Scotland will be hit by a head teacher recruitment crisis because of Scottish Government plans to make those in charge of schools achieve a high-level qualification, MSPs have been told.
First Minister Nicola Sturgeon announced earlier this year that head teachers will be forced to take a new masters qualification to improve leadership in the country’s schools.
Teachers could start studying for the certificate from August this year and it will become mandatory by 2018/19.
Terry Lanagan, of the Association of Directors of Education in Scotland, told Holyrood’s Education Committee every council is already struggling to fill posts, with some primary schools not receiving a single applicant for vacancies.
He said: “If this were to be introduced there would very quickly be a crisis where schools are unable to recruit head teachers across the country.”

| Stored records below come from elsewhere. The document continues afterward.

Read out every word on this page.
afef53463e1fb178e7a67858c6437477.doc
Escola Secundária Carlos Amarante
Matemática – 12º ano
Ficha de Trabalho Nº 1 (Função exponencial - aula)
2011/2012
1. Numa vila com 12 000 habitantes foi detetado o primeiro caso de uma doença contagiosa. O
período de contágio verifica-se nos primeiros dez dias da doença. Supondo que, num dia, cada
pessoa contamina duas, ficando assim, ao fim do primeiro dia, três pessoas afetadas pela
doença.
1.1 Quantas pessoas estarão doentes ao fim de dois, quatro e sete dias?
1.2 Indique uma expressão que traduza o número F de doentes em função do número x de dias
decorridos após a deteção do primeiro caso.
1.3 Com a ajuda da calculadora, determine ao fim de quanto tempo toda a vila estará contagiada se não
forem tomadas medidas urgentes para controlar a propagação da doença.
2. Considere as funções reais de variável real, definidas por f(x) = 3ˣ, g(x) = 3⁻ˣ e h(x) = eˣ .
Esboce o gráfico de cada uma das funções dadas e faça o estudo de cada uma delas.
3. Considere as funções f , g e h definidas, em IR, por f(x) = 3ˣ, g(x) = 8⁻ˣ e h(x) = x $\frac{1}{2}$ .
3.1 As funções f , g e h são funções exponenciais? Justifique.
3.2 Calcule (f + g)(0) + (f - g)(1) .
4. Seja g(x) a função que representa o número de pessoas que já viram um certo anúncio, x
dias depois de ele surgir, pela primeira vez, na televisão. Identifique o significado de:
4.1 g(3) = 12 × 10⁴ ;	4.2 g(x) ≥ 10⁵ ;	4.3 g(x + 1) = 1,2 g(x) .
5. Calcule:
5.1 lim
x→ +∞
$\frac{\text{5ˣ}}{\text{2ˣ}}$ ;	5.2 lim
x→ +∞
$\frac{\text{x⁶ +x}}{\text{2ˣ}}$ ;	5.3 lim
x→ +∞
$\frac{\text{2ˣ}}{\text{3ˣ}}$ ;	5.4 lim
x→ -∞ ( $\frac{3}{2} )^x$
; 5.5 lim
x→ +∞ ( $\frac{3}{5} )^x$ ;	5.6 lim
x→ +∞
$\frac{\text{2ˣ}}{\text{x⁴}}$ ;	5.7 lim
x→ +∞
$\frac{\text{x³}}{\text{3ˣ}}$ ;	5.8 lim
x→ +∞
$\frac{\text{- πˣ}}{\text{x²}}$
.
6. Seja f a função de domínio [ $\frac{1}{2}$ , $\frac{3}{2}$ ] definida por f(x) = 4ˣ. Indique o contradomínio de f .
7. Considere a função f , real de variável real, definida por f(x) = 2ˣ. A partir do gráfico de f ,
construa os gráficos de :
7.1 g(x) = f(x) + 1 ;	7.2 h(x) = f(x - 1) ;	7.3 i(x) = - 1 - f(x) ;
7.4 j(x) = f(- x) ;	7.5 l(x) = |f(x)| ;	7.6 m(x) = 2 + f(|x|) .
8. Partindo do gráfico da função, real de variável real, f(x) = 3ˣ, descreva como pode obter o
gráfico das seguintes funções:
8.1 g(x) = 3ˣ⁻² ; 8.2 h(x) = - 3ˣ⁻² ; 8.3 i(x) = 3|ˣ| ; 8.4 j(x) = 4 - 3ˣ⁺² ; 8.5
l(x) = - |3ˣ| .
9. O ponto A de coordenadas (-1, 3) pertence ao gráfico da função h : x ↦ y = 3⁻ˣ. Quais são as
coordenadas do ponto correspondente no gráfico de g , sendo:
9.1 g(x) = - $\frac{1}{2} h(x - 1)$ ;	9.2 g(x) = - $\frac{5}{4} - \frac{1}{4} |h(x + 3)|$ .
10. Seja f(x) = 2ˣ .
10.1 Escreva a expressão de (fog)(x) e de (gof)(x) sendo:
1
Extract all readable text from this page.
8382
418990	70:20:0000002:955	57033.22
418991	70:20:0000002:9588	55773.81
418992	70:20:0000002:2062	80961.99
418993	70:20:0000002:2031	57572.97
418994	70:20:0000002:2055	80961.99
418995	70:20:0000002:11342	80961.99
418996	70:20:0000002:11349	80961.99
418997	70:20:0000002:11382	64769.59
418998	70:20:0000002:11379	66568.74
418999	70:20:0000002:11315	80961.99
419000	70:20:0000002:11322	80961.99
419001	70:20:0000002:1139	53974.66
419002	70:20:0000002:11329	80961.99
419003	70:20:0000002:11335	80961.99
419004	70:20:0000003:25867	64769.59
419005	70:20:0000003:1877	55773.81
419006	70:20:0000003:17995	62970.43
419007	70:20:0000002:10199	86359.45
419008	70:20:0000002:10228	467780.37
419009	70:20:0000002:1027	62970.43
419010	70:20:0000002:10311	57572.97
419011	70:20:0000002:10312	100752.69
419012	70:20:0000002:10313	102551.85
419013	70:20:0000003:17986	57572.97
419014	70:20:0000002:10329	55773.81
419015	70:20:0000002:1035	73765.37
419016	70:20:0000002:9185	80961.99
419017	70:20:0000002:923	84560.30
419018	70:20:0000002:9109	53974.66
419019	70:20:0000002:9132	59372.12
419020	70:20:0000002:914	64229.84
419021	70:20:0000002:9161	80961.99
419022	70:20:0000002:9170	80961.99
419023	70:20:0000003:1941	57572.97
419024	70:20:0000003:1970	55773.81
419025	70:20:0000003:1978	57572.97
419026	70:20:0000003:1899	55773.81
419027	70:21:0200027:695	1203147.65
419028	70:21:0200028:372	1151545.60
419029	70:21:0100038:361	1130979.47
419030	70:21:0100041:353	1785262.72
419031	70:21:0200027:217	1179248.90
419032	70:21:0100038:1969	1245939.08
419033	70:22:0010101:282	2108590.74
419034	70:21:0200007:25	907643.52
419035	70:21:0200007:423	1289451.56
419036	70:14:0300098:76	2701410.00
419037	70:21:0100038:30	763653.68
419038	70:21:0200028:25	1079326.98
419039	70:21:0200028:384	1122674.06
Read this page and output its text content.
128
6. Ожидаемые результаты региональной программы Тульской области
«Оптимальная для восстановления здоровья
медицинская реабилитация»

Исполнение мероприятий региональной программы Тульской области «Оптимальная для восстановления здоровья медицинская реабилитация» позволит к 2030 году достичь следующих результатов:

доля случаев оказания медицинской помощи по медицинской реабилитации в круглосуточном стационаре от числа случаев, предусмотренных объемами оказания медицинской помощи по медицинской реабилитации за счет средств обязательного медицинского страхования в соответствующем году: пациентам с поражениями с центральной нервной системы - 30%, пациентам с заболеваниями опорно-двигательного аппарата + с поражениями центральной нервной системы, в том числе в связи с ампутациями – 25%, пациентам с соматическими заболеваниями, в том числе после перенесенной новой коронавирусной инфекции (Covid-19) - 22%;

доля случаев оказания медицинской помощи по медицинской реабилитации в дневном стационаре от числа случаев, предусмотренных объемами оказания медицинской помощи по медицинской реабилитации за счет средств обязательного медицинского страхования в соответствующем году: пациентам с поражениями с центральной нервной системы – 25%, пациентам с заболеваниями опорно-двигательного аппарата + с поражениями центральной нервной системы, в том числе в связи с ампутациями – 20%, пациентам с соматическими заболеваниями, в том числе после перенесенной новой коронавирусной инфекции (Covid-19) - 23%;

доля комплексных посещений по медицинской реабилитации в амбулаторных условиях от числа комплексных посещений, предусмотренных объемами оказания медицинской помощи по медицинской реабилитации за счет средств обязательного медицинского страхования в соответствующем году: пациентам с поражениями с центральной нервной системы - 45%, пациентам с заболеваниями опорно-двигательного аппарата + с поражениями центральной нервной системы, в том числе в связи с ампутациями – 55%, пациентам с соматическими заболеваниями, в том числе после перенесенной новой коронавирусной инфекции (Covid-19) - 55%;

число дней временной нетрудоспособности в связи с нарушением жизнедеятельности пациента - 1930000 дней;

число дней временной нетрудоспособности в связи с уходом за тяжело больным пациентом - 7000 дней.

Earlier, MSPs were told parents do not get enough information about their children’s performance at school as the prospect of reintroducing national primary school testing was discussed.
Iain Ellis, chairman of the National Parent Forum of Scotland, said: “We get parents’ nights once a year. We get a report card which a lot of the times looks like it has been cut and pasted and you can’t tell if it’s our child it’s aimed at or someone else’s child.”
But Scotland’s largest teaching union the EIS said concerns about how data gathered using national testing in schools will be used is “causing angst” in the profession.
In August Ms Sturgeon announced the return of standardised assessments, with all pupils to be tested in P1, P4 and P7, and again in S3.